I laureandi non sono stati chiamati a raggiungere la commissione, né invitati ad alzarsi singolarmente, né tantomeno è stato permesso loro di godersi l’applauso dei propri cari in seguito all’annuncio dell’esito della propria esperienza accademica. I conti si fanno rapidamente: l’aula magna ha più di cinquecento posti a sedere: pochi, se consideriamo che 180 erano solo gli studenti, ipotizzando un numero medio di dieci accompagnatori tra parenti e amici (ma spesso sono di più) per ogni laureando è possibile immaginare la marea di partecipanti. Un riconoscimento, dunque, che si è poi svolto in un contesto evidentemente inadeguato: la quantità di persone ha intasato l’aula magna senza possibilità di muoversi, sia in entrata che in uscita, incurante di qualunque norma di sicurezza. Non solo: la quantità di gente è stata tale che persino la viabilità, tra la Città Bassa e Città Alta, ne ha risentito, complice il riempimento repentino dei posti auto disponibili lungo tutto il viale delle mura e la conseguente sosta selvaggia a bordo strada; una sosta selvaggia che è stata segnalata alla polizia locale la quale ha provveduto alle canoniche multe.

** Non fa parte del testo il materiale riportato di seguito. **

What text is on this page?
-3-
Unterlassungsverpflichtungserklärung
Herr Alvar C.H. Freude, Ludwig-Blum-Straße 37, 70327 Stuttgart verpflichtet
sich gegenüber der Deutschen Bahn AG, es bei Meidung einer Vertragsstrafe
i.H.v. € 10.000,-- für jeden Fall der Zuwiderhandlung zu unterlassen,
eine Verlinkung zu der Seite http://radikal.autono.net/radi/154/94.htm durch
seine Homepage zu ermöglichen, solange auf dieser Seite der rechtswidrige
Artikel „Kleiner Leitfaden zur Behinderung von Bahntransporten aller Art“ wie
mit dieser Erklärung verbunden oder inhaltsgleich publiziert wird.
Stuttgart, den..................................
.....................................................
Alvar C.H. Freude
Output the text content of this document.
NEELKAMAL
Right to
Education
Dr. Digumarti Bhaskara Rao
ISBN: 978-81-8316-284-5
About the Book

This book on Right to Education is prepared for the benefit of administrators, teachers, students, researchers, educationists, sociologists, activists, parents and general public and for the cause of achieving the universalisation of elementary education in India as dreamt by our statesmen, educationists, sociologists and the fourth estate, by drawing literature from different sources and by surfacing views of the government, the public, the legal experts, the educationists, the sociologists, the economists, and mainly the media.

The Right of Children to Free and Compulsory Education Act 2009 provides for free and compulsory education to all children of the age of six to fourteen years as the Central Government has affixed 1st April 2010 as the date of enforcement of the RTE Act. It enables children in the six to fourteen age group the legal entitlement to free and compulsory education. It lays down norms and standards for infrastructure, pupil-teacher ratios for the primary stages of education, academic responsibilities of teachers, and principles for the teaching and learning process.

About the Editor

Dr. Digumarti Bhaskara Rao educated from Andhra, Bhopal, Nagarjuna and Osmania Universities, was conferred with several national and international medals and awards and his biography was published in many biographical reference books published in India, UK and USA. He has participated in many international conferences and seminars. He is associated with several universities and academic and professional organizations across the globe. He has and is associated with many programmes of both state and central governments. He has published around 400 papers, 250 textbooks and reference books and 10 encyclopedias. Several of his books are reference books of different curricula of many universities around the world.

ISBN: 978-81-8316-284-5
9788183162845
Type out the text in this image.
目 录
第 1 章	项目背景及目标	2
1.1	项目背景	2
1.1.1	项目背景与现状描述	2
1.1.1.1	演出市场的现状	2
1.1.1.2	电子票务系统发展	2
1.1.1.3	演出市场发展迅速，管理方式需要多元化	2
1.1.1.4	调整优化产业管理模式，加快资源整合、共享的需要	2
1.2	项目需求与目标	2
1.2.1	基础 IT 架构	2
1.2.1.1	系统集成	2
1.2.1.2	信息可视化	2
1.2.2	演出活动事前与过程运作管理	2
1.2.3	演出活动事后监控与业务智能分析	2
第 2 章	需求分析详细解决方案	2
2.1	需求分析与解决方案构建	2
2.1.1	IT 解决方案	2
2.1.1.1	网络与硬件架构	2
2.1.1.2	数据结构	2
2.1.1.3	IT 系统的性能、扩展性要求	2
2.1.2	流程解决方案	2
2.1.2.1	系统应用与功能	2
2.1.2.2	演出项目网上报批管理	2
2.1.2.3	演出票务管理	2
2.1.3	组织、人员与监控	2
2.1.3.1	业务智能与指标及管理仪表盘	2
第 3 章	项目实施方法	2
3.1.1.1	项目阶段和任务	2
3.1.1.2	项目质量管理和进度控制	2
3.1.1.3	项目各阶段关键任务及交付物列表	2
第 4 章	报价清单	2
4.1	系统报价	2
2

Tra l'altro, le lauree, anche per la facoltà di Lingue, si svolgono in location imbarazzanti, l’unica degna, nonostante spazi ristretti, è la sede di via Salvecchio. i malcapitati cui tocca la sede di piazza Rosate pare si trovino in una situazione deprimente: aule strette, buie, tutt’altro che accoglienti! E allora? Anche noi a Bergamo abbiamo una piazza che il mondo ci invidia: Piazza Vecchia, quindi perché non pensare alla proclamazione in questo luogo? Vero e proprio gioiello dell'architettura prima medievale e poi rinascimentale, Piazza Vecchia ancora oggi costituisce il "salotto" di Bergamo ed è gelosamente preservata dal traffico degli autoveicoli. Come Piazza San Marco, contiene capolavori architettonici e artistici, quindi perché non pensare a un palco come in San Marco e a una proclamazione degna di tal nome? Una laurea non è un Premio Nobel, ma è un momento importante per un giovane e la sua famiglia. Molti vivono quel giorno con fortissima emozione e, a distanza di anni, ricordano madri con gli occhi lucidi, padri commossi e uno stuolo di amici esultanti. Regaliamo a questi ragazzi, anche a Bergamo, la possibilità di sognare: «Sogna, ragazzo sogna quando sale il vento nelle vie del cuore quando un uomo vive per le sue parole o non vive più. Sogna, ragazzo sogna non lasciarlo solo contro questo mondo non lasciarlo andare sogna fino in fondo fallo pure tu...».